Someone might well ask the question: What voice have Freshman in the affairs of the Union or their class? The answer is that the Class is represented by the Freshman Union Committee, composed of first-year men selected on the basis of dormitory representation by the deans and proctors. Its duty is to co-operate with the graduate secretary of the Union in managing the affairs of the Union and of the class. The names of the men chosen to make up the Freshman Union Committee will be announced in the CRIMSON soon after College opens in the fall.
The regular Class Officers are elected along with the officers of the upper classes, in January. These officers have a number of duties to perform in connection with the Jubilee, smokers and so forth and are considerably more active than the now defunct Sophomore and Junior Class Officers once were.
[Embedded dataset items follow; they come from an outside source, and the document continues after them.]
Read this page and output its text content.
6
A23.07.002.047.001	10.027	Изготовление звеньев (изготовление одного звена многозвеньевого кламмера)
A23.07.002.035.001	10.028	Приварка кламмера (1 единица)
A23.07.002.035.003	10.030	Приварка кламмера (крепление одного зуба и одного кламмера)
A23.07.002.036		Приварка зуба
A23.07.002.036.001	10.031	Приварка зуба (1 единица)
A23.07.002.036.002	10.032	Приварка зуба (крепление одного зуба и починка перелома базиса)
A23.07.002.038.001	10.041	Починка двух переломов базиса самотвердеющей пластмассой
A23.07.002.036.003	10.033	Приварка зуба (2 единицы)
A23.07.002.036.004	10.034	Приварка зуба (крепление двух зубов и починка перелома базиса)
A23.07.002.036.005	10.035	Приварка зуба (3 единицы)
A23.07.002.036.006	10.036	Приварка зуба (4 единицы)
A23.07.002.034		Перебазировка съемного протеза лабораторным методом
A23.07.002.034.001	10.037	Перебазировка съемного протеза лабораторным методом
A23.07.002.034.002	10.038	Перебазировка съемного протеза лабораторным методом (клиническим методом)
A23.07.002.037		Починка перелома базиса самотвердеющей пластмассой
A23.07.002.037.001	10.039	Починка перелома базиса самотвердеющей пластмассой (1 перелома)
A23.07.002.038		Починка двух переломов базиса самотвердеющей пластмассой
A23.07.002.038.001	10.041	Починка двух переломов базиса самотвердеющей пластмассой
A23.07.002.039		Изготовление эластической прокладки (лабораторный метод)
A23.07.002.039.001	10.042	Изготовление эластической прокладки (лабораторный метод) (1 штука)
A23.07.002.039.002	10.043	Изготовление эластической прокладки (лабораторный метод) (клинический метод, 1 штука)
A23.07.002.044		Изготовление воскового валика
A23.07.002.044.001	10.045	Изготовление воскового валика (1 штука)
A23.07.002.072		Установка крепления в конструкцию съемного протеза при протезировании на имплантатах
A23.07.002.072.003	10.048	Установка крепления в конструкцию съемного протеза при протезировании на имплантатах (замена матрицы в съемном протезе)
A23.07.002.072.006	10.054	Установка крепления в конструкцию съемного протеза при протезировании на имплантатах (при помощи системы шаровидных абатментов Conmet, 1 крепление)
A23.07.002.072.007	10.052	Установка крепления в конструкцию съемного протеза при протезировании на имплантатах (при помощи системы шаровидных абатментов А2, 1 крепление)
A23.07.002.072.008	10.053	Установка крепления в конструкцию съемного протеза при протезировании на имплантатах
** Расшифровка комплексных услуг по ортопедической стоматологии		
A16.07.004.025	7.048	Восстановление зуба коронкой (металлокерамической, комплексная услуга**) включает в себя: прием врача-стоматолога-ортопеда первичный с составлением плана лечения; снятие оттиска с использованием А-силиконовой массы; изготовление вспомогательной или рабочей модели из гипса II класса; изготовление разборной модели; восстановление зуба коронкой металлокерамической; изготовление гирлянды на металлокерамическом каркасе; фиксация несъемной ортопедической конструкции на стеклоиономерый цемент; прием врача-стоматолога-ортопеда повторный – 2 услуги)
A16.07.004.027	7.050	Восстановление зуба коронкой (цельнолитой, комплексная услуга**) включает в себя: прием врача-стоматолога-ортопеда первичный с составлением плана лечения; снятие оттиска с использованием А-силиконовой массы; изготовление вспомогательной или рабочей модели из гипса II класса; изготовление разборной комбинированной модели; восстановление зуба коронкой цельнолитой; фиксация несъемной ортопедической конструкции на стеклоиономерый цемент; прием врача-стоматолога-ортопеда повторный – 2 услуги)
When the Houses went into operation the center of Harvard life for the upper-classmen shifted unmistakably from the Yard to the region beside the Charles. Five of the Houses, Eliot, Kirkland, Lowell, Winthrop and Leverett, are grouped fairly close together in one section, while Dunster is located farther down the river and Adams on the old Gold Coast on Mt. Auburn Street. Between the Yard and the Houses, in the vicinity of Mt. Auburn Street, are located also the New Athletic Building, most of the clubs and the officers of the CRIMSON, Lampoon and Advocate.
Freshmen are excluded from the Houses because of the intimate relation existing between the House Plan and the tutorial system. The real difference in the four-year course comes at the end of the Freshman year at Harvard instead of a year later as in many colleges. By the beginning of his Sophomore year the student is expected to be ready to do work of university grade and to work under a tutor.
At this time, therefore, he applies for admission to one of the Houses. Each House is designed to be a cross-section of the College geographically, academically and socially. A man having a special reason for entering a certain House can say so in his application.
Each Sophomore is assigned a tutor in the field of concentration he has elected, usually to a tutor attached to his own House. Of the tutorial staff of each House about 10 are resident in the House and the rest have temporary studies there. The student meets his tutor about once a week, eats with him occasionally, and is expected, in one way or another to absorb a good deal of learning and to benefit from the intimate intellectual contacts. At the same time every upperclassman carries a regular schedule of courses, expect that men out for honors can secure a reduction in the number during their Senior year.